Our Portland agreement aims to change the way officers interact with people in behavioral health crisis, and ensure that those encounters don’t result in unnecessary force.  That agreement restructured existing mechanisms to create a community oversight and advisory board to help implement agreed reforms.

More broadly, we need much more data and research on what models of community engagement and civilian oversight work best in different communities.  The work of NACOLE and all of you involved in this issue will be incredibly important to us going forward.

Before I finish, there are a few things that bear highlighting.

First, there is no contradiction between constitutional policing and public safety.  There is no contradiction between us caring about police officers and making sure our laws are applied fairly.  In fact, if we do this right, police practices that accord with the law will result in greater trust, more mutual respect and less crime.  The community will work with law enforcement to solve and to prevent crime. 
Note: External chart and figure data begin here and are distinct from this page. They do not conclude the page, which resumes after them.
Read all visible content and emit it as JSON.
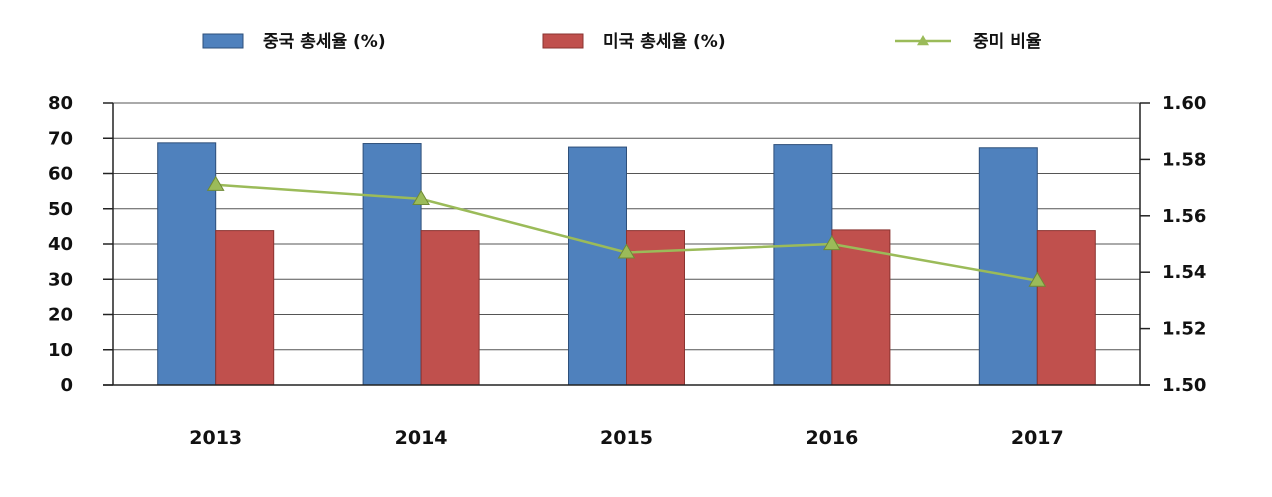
{
  "chart_data": {
    "type": "bar",
    "categories": [
      "2013",
      "2014",
      "2015",
      "2016",
      "2017"
    ],
    "series": [
      {
        "name": "중국 총세율 (%)",
        "type": "bar",
        "axis": "left",
        "color": "#4F81BD",
        "values": [
          68.7,
          68.5,
          67.5,
          68.2,
          67.3
        ]
      },
      {
        "name": "미국 총세율 (%)",
        "type": "bar",
        "axis": "left",
        "color": "#C0504D",
        "values": [
          43.8,
          43.8,
          43.8,
          44.0,
          43.8
        ]
      },
      {
        "name": "중미 비율",
        "type": "line",
        "axis": "right",
        "color": "#9BBB59",
        "marker": "triangle",
        "values": [
          1.571,
          1.566,
          1.547,
          1.55,
          1.537
        ]
      }
    ],
    "y_left": {
      "min": 0,
      "max": 80,
      "ticks": [
        "0",
        "10",
        "20",
        "30",
        "40",
        "50",
        "60",
        "70",
        "80"
      ]
    },
    "y_right": {
      "min": 1.5,
      "max": 1.6,
      "ticks": [
        "1.50",
        "1.52",
        "1.54",
        "1.56",
        "1.58",
        "1.60"
      ]
    },
    "grid": true,
    "legend_position": "top"
  }
}
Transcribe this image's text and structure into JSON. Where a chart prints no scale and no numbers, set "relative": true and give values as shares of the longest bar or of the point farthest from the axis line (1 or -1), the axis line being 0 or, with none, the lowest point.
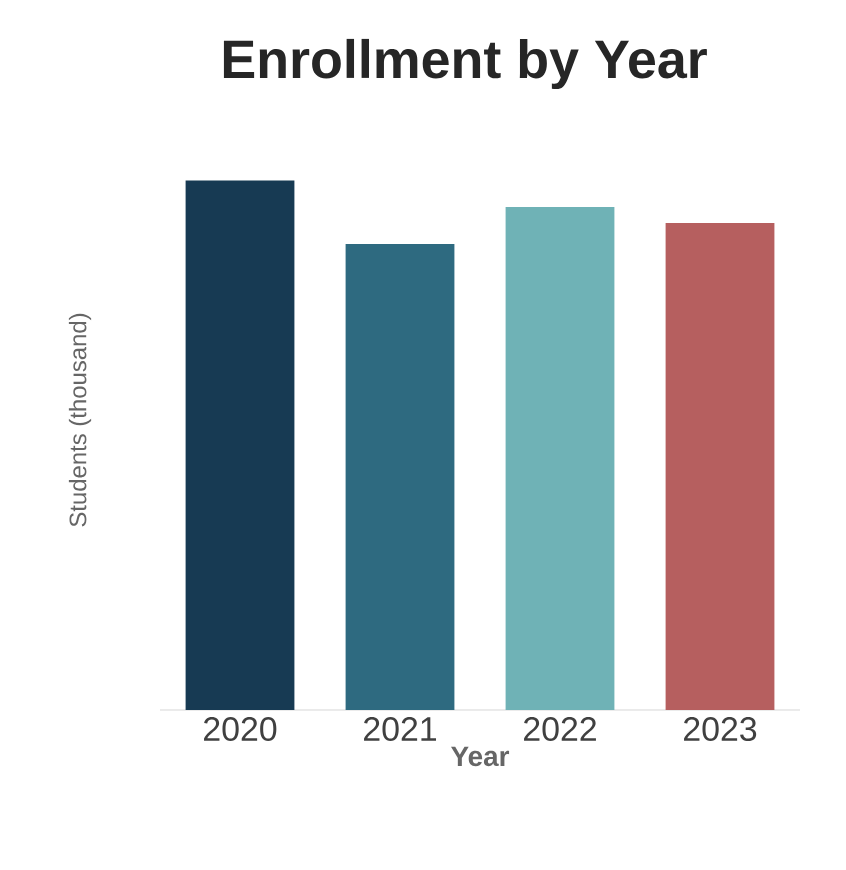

Second, we cannot have a conversation about policing in isolation of broader systemic inequality.  Many of the problems in our criminal justice system reflect structural barriers to opportunity.  The elevated conversation gives us an opportunity to connect these dots and address inequalities in housing, education, access to transportation, good jobs and more.  These things are undeniably related.

Third, ensuring fair, constitutional policing and building community trust is a national challenge, but it calls for local solutions.  Yes, the commitment of the Justice Department is important.  Ultimately, however, police departments and communities will achieve progress because of the hard work of officers, union leaders, advocates, elected officials and everyday people.  Residents who have experienced crime and who have ideas about how to fight it.  Local leaders who have the courage to reorient law enforcement culture.  It will be people like all of you who create lasting change.

Finally, let’s remember that building trust is a long, ongoing process.  Like in any part of life, relationships can take years to form, but can be easily broken.  We can repair these relationships, but it won’t happen quickly, and it can’t start the day after a critical incident.  It takes years of commitment.

This work is like being part of a family—it’s loud, large, and messy.  And let’s be real, no one likes everyone in their family.  So we’re not always going to agree.  We’re going to get on each other’s nerves sometimes.  We’re going to offend each other sometimes.  We’re going to argue. 

If we would take the time to listen—really listen—and understand why most protestors take to the streets, why police officers risk their lives every day, we would find that, while perspectives may differ, people’s aspirations—and their values—tend to be very similar.

We all want safer streets.  We all want stronger communities.  We all believe in justice.  

Working together, we have the power to accomplish all three.  Working together, we have the power to advance the pursuit of justice that has always bound this nation together.  Thank you very much.